The number of species invasions has been on the rise at least since the beginning of the 1900s. Species are increasingly being moved by humans (on purpose and accidentally). In some cases the invaders are causing drastic changes and damage to their new habitats (e.g.: zebra mussels and the emerald ash borer in the Great Lakes region and the lion fish along the North American Atlantic coast). Some evidence suggests that invasive species are competitive in their new habitats because they are subject to less pathogen disturbance. Others report confounding evidence that occasionally suggest that species-rich communities harbor many native and exotic species simultaneously while some say that diverse ecosystems are more resilient and resist invasive plants and animals. An important question is, "do invasive species cause extinctions?" Many studies cite effects of invasive species on natives, but not extinctions. Invasive species seem to increase local (I e : alpha diversity) diversity, which decreases turnover of diversity (I e: beta diversity).
Overall gamma diversity may be lowered because species are going extinct because of other causes, but even some of the most insidious invaders (e g : Dutch elm disease, emerald ash borer, chestnut blight in North America) have not caused their host species to become extinct. Extirpation, population decline and homogenization of regional biodiversity are much more common. Human activities have frequently been the cause of invasive species circumventing their barriers, by introducing them for food and other purposes. Human activities therefore allow species to migrate to new areas (and thus become invasive) occurred on time scales much shorter than historically have been required for a species to extend its range.
Not all introduced species are invasive, nor all invasive species deliberately introduced. In cases such as the zebra mussel, invasion of US waterways was unintentional. In other cases, such as mongooses in Hawaii, the introduction is deliberate but ineffective (nocturnal rats were not vulnerable to the diurnal mongoose). In other cases, such as oil palms in Indonesia and Malaysia, the introduction produces substantial economic benefits, but the benefits are accompanied by costly unintended consequences.
Finally, an introduced species may unintentionally injure a species that depends on the species it replaces. In Belgium, Prunus spinosa from Eastern Europe leafs much sooner than its West European counterparts, disrupting the feeding habits of the Thecla betulae butterfly (which feeds on the leaves). Introducing new species often leaves endemic and other local species unable to compete with the exotic species and unable to survive. The exotic organisms may be predators, parasites, or may simply outcompete indigenous species for nutrients, water and light.
At present, several countries have already imported so many exotic species, particularly agricultural and ornamental plants, that their own indigenous fauna/flora may be outnumbered. For example, the introduction of kudzu from Southeast Asia to Canada and the United States has threatened biodiversity in certain areas.
The preservation of the number, types, and relative abundance of resident species can enhance invasion resistance in a wide range of natural and semi-natural ecosystems (medium certainty).

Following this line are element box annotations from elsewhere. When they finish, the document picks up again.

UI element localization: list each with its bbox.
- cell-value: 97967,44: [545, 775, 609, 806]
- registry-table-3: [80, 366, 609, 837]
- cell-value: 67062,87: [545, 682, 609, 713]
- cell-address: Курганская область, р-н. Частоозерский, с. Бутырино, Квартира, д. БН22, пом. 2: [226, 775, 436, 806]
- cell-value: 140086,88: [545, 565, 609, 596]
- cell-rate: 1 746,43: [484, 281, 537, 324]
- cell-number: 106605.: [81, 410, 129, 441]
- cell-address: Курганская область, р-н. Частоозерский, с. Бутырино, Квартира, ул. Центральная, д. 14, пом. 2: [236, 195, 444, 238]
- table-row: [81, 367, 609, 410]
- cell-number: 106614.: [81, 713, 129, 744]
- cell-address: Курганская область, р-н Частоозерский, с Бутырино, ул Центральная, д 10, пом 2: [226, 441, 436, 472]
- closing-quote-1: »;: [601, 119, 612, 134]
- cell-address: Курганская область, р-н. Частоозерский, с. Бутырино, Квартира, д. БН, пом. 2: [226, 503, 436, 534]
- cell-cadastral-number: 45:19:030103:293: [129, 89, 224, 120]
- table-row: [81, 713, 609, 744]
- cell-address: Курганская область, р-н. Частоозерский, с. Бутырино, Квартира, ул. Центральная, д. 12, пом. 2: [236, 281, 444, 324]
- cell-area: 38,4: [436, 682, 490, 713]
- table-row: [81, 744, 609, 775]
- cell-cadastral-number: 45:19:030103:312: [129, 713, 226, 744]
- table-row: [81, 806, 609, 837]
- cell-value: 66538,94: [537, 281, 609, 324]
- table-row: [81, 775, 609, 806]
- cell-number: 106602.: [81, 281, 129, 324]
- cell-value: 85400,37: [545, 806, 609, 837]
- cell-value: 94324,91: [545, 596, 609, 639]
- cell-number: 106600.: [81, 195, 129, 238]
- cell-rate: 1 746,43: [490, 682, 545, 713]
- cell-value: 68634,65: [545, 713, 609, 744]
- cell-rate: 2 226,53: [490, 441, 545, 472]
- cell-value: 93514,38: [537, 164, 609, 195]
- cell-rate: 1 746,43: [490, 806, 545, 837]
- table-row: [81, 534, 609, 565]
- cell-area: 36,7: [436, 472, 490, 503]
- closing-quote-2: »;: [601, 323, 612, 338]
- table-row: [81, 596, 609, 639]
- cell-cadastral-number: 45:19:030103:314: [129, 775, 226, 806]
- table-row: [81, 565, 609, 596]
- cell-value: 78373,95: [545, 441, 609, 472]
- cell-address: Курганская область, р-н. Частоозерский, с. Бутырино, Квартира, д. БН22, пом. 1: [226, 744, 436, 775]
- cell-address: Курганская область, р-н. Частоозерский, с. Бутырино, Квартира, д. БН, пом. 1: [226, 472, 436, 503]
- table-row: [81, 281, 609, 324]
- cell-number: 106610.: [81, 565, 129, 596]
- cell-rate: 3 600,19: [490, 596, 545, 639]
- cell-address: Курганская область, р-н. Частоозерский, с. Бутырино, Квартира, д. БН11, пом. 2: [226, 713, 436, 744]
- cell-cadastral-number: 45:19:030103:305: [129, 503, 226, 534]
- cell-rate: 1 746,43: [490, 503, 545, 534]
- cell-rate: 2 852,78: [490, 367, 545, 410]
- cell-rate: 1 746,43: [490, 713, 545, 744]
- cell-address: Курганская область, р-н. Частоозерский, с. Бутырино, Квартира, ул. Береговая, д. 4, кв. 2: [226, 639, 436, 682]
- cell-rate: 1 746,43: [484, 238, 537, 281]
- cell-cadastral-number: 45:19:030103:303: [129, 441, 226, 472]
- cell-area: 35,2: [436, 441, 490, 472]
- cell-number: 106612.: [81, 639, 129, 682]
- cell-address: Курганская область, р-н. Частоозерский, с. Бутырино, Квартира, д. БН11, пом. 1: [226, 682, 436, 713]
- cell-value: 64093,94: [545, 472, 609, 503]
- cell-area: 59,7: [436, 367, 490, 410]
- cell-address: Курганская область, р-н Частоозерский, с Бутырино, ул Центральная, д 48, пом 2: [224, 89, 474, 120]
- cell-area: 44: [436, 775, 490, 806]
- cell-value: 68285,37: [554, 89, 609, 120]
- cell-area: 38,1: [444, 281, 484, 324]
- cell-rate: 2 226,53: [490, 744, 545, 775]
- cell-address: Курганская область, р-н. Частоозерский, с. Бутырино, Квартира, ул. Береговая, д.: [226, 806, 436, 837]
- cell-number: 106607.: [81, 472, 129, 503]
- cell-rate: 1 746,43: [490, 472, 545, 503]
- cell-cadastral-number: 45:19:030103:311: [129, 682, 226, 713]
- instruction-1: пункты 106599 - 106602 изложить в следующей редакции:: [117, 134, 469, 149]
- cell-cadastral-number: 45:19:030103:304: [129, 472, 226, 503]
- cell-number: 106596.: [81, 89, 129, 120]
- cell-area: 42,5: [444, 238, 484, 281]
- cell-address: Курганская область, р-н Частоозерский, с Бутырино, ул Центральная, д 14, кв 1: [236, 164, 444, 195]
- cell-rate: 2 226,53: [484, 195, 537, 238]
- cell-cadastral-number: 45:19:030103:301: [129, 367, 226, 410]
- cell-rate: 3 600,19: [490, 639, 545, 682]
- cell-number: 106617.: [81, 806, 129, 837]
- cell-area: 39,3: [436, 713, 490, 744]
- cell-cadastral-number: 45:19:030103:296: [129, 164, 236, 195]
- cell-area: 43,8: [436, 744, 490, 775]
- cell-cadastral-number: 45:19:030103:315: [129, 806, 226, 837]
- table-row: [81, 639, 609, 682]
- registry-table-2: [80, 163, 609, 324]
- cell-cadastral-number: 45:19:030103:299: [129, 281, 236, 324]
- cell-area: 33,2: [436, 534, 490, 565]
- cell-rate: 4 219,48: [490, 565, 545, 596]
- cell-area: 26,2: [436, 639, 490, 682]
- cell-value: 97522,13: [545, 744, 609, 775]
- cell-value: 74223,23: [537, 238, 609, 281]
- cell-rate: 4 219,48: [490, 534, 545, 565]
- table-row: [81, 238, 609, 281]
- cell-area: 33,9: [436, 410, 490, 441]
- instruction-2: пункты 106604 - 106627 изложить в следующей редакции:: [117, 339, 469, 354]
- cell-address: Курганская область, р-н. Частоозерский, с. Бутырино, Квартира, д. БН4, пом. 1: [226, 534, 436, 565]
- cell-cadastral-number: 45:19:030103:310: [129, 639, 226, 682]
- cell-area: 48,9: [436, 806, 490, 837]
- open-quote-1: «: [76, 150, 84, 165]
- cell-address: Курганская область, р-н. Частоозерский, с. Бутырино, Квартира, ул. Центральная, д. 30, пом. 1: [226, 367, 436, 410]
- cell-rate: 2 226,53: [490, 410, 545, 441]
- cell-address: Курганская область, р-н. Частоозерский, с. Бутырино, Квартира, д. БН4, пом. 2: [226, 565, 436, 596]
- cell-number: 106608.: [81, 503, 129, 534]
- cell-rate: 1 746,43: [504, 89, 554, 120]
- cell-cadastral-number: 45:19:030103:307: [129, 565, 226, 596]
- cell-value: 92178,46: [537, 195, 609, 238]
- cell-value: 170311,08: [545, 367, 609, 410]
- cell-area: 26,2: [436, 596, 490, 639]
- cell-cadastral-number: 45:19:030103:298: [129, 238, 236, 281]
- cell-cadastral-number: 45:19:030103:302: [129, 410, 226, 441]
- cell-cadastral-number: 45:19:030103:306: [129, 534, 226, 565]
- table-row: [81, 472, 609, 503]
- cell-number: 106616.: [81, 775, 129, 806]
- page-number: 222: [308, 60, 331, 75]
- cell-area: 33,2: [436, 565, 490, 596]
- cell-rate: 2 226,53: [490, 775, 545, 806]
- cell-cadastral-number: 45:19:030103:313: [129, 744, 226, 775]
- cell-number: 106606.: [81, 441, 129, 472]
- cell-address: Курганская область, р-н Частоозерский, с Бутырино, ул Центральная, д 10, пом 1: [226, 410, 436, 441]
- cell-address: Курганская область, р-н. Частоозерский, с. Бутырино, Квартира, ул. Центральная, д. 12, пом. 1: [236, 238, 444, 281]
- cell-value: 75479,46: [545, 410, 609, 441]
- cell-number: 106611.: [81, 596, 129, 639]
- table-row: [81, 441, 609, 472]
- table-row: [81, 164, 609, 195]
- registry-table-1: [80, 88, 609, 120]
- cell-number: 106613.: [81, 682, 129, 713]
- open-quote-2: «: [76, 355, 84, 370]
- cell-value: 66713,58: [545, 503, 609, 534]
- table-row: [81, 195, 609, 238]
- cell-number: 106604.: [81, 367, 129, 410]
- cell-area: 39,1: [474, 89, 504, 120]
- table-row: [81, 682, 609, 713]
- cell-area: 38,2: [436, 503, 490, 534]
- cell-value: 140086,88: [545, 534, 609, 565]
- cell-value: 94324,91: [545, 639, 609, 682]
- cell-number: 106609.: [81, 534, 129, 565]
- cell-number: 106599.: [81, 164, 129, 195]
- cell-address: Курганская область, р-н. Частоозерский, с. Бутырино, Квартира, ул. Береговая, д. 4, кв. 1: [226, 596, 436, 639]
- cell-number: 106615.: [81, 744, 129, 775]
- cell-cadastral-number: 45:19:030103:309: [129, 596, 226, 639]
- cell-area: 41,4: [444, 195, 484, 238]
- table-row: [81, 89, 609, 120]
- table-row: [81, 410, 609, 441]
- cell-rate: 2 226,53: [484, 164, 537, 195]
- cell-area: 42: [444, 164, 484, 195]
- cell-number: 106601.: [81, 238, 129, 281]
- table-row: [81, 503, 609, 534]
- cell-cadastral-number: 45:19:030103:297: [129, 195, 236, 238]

Although areas of high species richness (such as biodiversity hot spots) are more susceptible to invasion than species-poor areas, within a given habitat the preservation of its natural species pool appears to increase its resistance to invasions by non-native species. This is also supported by evidence from several marine ecosystems, where decreases in the richness of native taxa were correlated with increased survival and percent cover of invading species.